Oberhöchstadt (kb) – Sonntagabend, 18 Uhr, die Sonne scheint golden durch die Kirchenfenster von St. Vitus, in den gut gefüllten Bankreihen sitzt ein sommerlich gekleidetes Publikum. Das mag für Ende August nicht ungewöhnlich sein, für ein Konzert des Kirchenchors von St. Vitus ist es das jedoch. Auftritte absolviert der Chor sonst in den Sonntagsgottesdiensten und am 1. Advent.
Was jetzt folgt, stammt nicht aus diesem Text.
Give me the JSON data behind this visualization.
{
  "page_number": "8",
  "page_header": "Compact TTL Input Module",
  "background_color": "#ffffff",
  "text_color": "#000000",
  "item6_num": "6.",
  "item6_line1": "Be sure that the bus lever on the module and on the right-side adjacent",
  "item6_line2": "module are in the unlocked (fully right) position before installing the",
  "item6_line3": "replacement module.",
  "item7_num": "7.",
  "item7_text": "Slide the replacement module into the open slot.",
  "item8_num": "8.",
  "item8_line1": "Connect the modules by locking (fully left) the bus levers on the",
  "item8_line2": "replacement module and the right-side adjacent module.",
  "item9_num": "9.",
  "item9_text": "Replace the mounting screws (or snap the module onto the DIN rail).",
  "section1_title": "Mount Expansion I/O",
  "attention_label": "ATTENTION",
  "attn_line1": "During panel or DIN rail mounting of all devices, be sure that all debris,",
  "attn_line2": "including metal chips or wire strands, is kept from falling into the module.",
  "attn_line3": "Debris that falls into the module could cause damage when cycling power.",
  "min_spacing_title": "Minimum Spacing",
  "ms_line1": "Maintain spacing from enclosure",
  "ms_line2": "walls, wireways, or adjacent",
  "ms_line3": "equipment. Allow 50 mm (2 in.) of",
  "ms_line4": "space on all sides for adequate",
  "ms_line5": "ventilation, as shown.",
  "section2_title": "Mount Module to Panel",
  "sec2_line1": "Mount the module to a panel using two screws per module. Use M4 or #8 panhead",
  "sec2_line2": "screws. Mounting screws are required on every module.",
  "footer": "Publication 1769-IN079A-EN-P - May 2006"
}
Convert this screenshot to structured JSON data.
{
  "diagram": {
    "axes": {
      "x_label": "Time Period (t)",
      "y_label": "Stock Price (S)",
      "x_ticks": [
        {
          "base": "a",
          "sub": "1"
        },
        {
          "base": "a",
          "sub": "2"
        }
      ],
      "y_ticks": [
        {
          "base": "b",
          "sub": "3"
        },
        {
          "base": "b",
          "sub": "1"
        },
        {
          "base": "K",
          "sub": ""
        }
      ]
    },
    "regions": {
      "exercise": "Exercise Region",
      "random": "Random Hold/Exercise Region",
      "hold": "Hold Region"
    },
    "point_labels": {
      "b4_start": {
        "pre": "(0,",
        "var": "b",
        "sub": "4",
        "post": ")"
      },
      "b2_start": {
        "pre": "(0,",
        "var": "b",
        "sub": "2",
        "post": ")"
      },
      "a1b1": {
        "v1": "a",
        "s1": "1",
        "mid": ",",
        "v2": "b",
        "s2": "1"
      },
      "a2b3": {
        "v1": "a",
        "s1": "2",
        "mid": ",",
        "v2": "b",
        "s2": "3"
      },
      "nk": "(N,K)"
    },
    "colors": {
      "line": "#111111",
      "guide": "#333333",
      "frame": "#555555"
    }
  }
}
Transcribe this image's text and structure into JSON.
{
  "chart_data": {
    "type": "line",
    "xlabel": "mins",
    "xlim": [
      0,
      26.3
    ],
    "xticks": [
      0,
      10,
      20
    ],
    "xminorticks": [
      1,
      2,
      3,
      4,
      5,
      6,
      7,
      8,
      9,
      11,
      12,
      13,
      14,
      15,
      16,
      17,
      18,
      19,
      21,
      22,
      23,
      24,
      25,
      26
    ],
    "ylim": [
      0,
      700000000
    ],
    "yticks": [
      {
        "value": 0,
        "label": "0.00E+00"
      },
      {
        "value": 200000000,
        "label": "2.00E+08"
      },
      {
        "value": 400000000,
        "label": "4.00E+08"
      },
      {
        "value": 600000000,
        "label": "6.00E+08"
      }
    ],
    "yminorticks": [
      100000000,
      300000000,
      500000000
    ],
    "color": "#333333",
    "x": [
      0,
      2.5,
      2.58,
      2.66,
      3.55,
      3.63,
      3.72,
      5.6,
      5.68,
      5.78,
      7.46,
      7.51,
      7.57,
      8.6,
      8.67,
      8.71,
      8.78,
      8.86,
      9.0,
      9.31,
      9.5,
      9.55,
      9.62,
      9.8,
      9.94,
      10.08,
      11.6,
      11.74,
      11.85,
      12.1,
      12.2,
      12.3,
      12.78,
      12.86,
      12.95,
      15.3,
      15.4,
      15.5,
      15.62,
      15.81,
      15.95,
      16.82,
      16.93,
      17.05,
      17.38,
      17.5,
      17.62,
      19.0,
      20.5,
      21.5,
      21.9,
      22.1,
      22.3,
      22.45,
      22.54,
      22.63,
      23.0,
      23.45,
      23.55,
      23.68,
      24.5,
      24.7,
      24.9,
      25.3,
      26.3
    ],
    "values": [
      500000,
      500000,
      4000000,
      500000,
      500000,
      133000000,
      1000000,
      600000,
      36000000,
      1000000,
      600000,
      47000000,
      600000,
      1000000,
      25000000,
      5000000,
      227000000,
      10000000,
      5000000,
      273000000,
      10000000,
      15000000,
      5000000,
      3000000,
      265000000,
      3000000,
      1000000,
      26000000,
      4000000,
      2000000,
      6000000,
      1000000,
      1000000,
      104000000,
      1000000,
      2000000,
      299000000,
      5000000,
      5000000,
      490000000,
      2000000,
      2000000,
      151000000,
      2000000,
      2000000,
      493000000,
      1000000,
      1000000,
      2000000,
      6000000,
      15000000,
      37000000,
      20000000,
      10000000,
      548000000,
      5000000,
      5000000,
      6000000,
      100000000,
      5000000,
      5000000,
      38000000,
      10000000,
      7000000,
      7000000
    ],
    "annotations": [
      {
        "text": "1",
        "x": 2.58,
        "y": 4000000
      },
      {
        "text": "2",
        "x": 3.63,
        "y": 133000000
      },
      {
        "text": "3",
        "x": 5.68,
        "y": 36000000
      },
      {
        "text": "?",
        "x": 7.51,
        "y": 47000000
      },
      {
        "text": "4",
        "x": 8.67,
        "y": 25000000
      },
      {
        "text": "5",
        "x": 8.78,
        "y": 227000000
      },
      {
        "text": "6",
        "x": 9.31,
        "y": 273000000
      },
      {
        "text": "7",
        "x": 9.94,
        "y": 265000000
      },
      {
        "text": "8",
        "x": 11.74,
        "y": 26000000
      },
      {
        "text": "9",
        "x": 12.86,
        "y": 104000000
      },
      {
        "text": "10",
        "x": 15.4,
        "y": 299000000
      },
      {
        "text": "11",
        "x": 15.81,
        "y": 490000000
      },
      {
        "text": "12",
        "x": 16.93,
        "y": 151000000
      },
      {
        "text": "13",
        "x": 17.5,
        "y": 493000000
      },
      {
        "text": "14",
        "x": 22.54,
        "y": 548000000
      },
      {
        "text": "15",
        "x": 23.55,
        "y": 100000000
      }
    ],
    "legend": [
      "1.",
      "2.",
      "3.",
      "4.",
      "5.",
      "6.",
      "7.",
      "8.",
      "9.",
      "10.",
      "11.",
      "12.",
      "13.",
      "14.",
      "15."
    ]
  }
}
Natürlich wird es auch dieses Jahr wieder ein Adventskonzert geben, vorher aber galt es, das 50-jährige Bestehen des Kirchenchors zu feiern. „Lieder zum Abend“ war das Motto des Konzerts.
Roswitha Bruggaier, seit 23 Jahren Dirigentin des Chores, hatte zahlreiche spirituelle Abendlieder ausgesucht. Fast alle sang der Chor im Wechsel mit den Konzertgästen. Verstärkung hatten sich die Oberhöchstädter vom Kirchenchor St. Josef aus Frankfurt-Eschersheim geholt, der ebenfalls von Roswitha Bruggaier geleitet wird. Und so ertönten stimmgewaltig Klassiker wie „Nun ruhen alle Wälder“, „Der Mond ist aufgegangen“, „Bleib bei uns, Herr“ und „Weißt du, wie viel Sternlein stehen“, aber auch weniger bekannte Titel wie „Nun sich der Tag geendet hat“ von Max Reger und „Hinunter ist der Sonne Schein“ von Melchior Vulpius. Das schwedische Lied „Der Lärm verebbt“ wurde von Roswitha Bruggaier mit einem Vorspiel auf der Nyckelharpa eingeleitet, einem traditionellen Instrument, welches man auch als Schweden-Bratsche bezeichnen könnte. Zudem sangen Chor und Konzertbesucher gemeinsam drei Kanons, dafür verteilten sich die Choristen im Kirchenschiff.
Gisèle Kremer begleitete gewohnt versiert mehrere der Lieder an der Orgel, glänzte aber auch solistisch mit Louis Viernes „Étoile du soir“, einem Abendstern, dem sie geradezu sphärische Klänge entlockte. Ebenso intonierte sie mit Roswitha Bruggaier auf dem Cello Kurt Hessenbergs „Nachtlied“. Bereits 1989 hatte Bruggaier das Werk des Frankfurter Komponisten uraufgeführt, welches die verschiedenen Phasen einer Nacht musikalisch interpretiert. Bruggaier machte diese hörbar. Vom Einsetzen der Nacht, ihrer beunruhigenden Schwärze bis hin zum versöhnlichen Morgengrauen beeindruckte sie mit ihrem intensiven Spiel das Publikum.
Drei kurze Abendgedichte und ein Vesperchor, der passenderweise zum Jubilieren aufforderte, rundeten das Konzert ab. Die begeisterten Zuhörerinnen und Zuhörer dankten mit langem Applaus. Viele von ihnen folgten den Chormitgliedern in Pfarrgarten und Pfarrsaal, um dort bei einem Imbiss auf 50 Jahre Chorgeschichte anzustoßen.